File Handling Issues

I

Ian Esling

I have some code that polls directories, when it finds one or more
files in there it imports the contents into a database. Very
occasionally (like once in every 5000 files) it will pick up a file
and archive it without actually putting the contents into the
database, there's no error thrown anywhere and all the logging looks
like the file's been processed without a hitch. Putting the file back
into the import directory gets it imported and read correctly into the
database.

The logging consists of a couple of statements written to a logfile
saying what files it's found in what directory then the name of each
individual file as it processes them. There's also a table in the
database where we record the filenames, time of processing, how many
records were read in, how many contained errors etc. In the case of
this error occurring the log files look exactly how you'd expect if
the file had been imported correctly and the table in the database
shows it processed fine, however the numbers shown are zero (which is
actually correct, it did only process zero!) when it should have read
in at least one record.

The import process consists of moving each file to be processed from
the import directory into a working directory whilst it's worked on,
then moved again into an archive directory once it's done with.

I'm a bit baffled how this error could have occured without any
exceptions being thrown or logged, any suggestions welcome. I've got
a theory that it might be due to the file handling in the code, which
looks like this:

for (File file : filesToImport())
{
importFileHandlingExceptions(file);
}

public void importFileHandlingExceptions(File file)
{
log.debug("Importing file " + file);
try
{
importFile(file);
}
catch (Exception e)
{
handleImportException(file, e);
}
}

public void importFile(File file) throws IOException
{
file = workingDirectoryCreator.moveFileIntoDir(file);
importer.importFile(file, summaries);
file = archiveDirectoryCreator.moveFileIntoDir(file);
summaries.setArchiveFilename(file.getName());
}

public File moveFileIntoDir(File file) throws IOException
{
return moveToFile(file,
unusedFileFinder.findFile(file.getName()));
}

public static File moveToFile(File moveMe, File destinationFile)
throws IOException
{
boolean success = moveMe.renameTo(destinationFile);
if (!success)
{
throw new IOException("Unable to move " + inspectFile(moveMe)
+ " to " + inspectFile(destinationFile));
}
return destinationFile;
}

What I'm wondering is if it's due to picking up the file at the
beginning (in the for (File file... bit) and then the subsequent
processing is done on that variable being passed around.

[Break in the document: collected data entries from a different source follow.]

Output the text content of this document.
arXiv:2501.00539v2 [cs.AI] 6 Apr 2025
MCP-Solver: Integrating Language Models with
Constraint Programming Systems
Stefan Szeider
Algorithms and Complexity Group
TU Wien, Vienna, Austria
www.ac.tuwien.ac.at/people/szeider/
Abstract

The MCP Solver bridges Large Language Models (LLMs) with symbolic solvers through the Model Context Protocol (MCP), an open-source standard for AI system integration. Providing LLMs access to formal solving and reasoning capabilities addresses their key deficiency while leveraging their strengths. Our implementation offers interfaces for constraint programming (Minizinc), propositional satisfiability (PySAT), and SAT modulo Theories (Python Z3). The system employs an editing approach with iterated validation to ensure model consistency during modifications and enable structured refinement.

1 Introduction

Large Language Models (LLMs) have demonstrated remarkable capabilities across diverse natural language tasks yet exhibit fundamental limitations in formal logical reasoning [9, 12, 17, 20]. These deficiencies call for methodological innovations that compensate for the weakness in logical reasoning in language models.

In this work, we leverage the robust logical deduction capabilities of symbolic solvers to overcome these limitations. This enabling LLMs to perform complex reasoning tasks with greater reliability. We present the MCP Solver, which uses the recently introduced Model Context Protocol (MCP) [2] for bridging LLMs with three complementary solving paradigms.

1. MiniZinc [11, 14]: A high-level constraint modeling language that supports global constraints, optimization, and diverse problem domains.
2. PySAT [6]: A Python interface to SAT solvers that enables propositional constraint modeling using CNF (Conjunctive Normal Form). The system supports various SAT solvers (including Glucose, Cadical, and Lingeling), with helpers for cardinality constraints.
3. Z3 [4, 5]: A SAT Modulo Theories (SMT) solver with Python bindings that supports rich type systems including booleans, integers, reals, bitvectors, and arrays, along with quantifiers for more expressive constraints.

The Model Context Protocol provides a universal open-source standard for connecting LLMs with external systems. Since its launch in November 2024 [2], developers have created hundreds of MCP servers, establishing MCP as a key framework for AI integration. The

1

Occasionally
we might pick up that file before the process that ftps it into the
import directory has actually finished writing it, so at that moment
the file variable is actually holding an empty file. The subsequent
moving of the actual file works OK because they're small files and by
the time that code executes the ftp process has finished with it and
released it, but when we do our subsequent processing we're still
working on the original file variable?

I'm busy working on some test code to try and replicate this but
realise I could well be barking up the wrong tree, and not even sure
what I've just suggested could happen, hopefully someone out there has
encountered something similar to this and could share their experience?
 
M

Matt Humphrey

Ian Esling said:
I have some code that polls directories, when it finds one or more
files in there it imports the contents into a database. Very
occasionally (like once in every 5000 files) it will pick up a file
and archive it without actually putting the contents into the
database, there's no error thrown anywhere and all the logging looks
like the file's been processed without a hitch. Putting the file back
into the import directory gets it imported and read correctly into the
database.

The logging consists of a couple of statements written to a logfile
saying what files it's found in what directory then the name of each
individual file as it processes them. There's also a table in the
database where we record the filenames, time of processing, how many
records were read in, how many contained errors etc. In the case of
this error occurring the log files look exactly how you'd expect if
the file had been imported correctly and the table in the database
shows it processed fine, however the numbers shown are zero (which is
actually correct, it did only process zero!) when it should have read
in at least one record.

The import process consists of moving each file to be processed from
the import directory into a working directory whilst it's worked on,
then moved again into an archive directory once it's done with.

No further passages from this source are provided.